Reputation: 7610
What does this do? Specifically, I have 3 fields out of 20 in 'this' object that I want to pass into the lambda. If I use [&] will it only take the 3 fields I use? And will they be passed by reference or value?
Thanks
Upvotes: 1
Views: 2189
Reputation: 154015
The capture specification tells the compiler how the different variables are meant to be captured. Using [&]
means that all variables from the local scope mentioned inside the lambda will be referred to by reference, i.e., they need to stay around as long as the lambda is used. Any changes to these variables will be reflected in the original. You can also use [=]
which would store copies of the variables being used. If you want to mix the access, you can set up a default and override the way variables are referred to afterwards, e.g., [=,&foo]
captures all variables referred to by value except for foo
which captured by reference.
In any case, the lambda object will only store references to or copies of the variables actually being used inside the lambda function or explicitly (by name) mentioned in the capture (thank to jpalecek for pointing out that variables explicitly mentioned are always stored).

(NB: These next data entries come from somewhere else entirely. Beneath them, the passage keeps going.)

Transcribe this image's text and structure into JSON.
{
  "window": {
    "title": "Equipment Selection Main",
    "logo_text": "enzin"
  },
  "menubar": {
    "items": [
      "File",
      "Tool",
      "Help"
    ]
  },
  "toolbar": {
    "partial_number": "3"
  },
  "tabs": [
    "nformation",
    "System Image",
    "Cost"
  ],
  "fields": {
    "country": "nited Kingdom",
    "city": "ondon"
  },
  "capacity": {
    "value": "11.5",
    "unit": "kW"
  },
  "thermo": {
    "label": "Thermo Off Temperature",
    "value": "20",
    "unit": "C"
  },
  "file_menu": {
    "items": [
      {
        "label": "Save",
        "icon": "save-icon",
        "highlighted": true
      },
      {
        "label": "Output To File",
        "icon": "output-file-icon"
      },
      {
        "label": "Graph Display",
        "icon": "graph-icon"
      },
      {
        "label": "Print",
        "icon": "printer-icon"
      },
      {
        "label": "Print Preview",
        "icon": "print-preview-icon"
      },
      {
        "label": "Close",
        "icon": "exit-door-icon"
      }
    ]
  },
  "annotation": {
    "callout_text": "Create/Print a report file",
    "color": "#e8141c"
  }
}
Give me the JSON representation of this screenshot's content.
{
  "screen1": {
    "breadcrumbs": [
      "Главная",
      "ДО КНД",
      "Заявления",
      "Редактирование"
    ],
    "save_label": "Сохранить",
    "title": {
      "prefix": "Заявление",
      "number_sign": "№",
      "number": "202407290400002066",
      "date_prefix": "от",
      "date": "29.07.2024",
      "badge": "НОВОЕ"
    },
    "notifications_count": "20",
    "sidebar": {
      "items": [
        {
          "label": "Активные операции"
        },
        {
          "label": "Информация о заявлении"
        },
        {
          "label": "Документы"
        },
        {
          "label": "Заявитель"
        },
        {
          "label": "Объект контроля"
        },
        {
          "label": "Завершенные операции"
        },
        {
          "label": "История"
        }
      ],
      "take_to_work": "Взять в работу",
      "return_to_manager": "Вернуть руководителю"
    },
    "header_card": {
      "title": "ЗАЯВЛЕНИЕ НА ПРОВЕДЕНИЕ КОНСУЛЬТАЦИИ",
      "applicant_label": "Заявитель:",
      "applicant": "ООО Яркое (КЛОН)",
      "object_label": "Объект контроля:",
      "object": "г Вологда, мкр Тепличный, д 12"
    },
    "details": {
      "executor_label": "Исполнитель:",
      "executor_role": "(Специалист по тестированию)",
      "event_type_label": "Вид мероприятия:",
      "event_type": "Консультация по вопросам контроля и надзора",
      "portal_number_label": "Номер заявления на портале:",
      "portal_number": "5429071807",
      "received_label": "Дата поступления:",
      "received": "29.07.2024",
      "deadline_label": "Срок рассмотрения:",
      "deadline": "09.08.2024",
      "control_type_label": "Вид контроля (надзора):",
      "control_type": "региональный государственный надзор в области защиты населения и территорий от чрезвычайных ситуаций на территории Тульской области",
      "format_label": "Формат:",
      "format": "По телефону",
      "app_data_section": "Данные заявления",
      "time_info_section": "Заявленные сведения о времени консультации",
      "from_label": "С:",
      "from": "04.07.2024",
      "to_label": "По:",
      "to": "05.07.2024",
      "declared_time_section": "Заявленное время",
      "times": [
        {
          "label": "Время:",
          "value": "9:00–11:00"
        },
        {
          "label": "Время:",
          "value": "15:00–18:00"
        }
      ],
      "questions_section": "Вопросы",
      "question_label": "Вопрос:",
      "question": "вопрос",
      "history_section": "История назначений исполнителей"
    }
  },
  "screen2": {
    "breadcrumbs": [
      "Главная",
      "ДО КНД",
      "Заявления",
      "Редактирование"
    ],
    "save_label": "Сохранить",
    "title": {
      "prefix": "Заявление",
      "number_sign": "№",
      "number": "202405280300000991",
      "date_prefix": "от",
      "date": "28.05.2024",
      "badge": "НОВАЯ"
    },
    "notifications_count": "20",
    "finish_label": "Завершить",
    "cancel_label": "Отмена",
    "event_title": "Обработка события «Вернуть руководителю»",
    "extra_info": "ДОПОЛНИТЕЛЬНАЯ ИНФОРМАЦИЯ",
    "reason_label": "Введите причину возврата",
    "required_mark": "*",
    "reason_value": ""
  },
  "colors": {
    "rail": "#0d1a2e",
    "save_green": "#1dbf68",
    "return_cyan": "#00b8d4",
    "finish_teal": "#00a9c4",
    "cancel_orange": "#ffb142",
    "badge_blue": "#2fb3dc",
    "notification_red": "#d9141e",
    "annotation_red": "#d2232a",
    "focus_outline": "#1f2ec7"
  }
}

In the context mentioned, you mention member variables: these are never captured because they are not in the local scope. What can be captured is this
but since it is immutable, it is always captured by value. Speaking of immutable: the variables captures by value by default const
. If you want to change them you need to make the the lambda function mutable
by mentioning mutable
between the parameter list and the body of the lambda function.
Upvotes: 4
Reputation: 185811
Using [&]
as your capture specification in a C++11 lambda simply means that any variable which is referenced inside the lambda will be treated as if it implicitly were specified using &varname
in the capture specification. The lambda will not capture any unreferenced variable.
Upvotes: 2
Reputation: 47770
What does this ([&]) do?
It specifies all (implicit) captures are captured by reference. That is, it behaves as if there exists a hidden reference member of the closure object, initialized by the actual captured object.
I have 3 fields out of 20 in 'this' object that I want to pass into the lambda. If I use [&] will it only take the 3 fields I use?
No, if you only capture members of the this
object, only the this
pointer is captured (always by value).